На архиерейской плотине зашуршал, обвалился ком земли, вода заглохла. И долго в саду стояла тишь. И снова рассыпалось на плотине будто зерно из мешка, и кто-то начал набирать в узкогорлые кувшины воду -- бульк-бульк-бульк и разливал их -- шль-шль-шль.

Егор, медленно и глубоко вздохнув, поднялся и пошел по бульвару. И сразу же из темноты, из-за деревьев вышла Аннушка.

Он сжал ее за руку и повел.

-- Где бы жить, лучше не надо теперь... Поле чистое, ровное, гладкое, как плита: никто не мешает.

-- Это родимчик меня бьет, Егора. Отец у меня от вина сгорел. Я и вышла трясунья подлая! А ты -- дубовый! Из тебя не согнешь дуги.

В голосе Аннушки была насмешка и нежность.

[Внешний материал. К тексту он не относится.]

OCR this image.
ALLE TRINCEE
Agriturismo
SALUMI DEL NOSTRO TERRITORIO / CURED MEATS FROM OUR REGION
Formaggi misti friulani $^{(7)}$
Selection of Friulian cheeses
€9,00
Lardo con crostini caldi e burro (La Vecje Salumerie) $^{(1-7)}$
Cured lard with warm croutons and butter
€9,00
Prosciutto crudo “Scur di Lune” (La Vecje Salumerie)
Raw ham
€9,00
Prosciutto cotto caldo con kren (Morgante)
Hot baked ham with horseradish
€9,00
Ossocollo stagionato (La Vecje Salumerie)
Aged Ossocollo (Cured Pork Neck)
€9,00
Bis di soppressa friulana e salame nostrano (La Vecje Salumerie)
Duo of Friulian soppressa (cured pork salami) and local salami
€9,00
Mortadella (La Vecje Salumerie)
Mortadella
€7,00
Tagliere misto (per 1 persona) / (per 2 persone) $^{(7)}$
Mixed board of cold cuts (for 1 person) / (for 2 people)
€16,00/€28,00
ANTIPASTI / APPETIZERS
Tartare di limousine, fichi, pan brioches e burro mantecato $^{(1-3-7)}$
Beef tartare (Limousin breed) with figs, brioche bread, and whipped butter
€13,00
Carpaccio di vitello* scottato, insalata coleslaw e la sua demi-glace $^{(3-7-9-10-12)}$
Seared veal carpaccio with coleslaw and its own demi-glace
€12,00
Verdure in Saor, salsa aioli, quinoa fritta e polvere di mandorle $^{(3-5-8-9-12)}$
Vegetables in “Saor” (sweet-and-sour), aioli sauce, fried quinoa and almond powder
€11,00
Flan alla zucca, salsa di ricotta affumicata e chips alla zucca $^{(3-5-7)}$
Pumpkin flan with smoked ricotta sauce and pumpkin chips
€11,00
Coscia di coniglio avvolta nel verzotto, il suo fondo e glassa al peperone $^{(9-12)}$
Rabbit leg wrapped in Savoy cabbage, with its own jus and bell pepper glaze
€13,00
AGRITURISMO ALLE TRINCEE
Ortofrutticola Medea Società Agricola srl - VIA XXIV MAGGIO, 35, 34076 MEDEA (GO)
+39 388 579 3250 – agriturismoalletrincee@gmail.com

-- Дубовый не дубовый, а хозяин себе. У дуба у этого червоточина большая живет. Залечить бы...

-- Это не я ли червоточина? -- вспылила Аннушка. -- Бабы другой захотел?

-- Не горячись зря. Ты в отца, а я в мать. Покойница у меня помиргала, мучилась на полу, сестре моей наказывала: "Машка, огурчиков-то насоли, капусты наруби. Отец с ребятами зимой и покушают всласть". Я в нее. Через все горя человек пройти может. Мать была заботливая, я в нее. Жизнь свою устроить хочу. Терпенья у меня, как у машины. Неразговорчив я -- больше слушаю. Люблю один раз. Не люблю с походом все разы. Чего ты беснуешься, отбесноваться не можешь? Кончено. Воз по тебе проехал, говоришь, а самой под воз смерть охота лечь. Полынь на дороге рвут на веники, где лесу мало. Намучилась за год. Будет. Вырывай сразу. Не запутывай себя!

-- Егора, у меня туман в голове. Кружится там все. Маленькая свалилась я с яблони, сквозь сучья вниз головой так летела. Мне жить больно. До чего подлые люди живут на земле! Глаза не глядят, запахнуться от них полой -- и не показываться! Плакала я на пожарище... Бабы тобой попрекали. Горда я, Егора.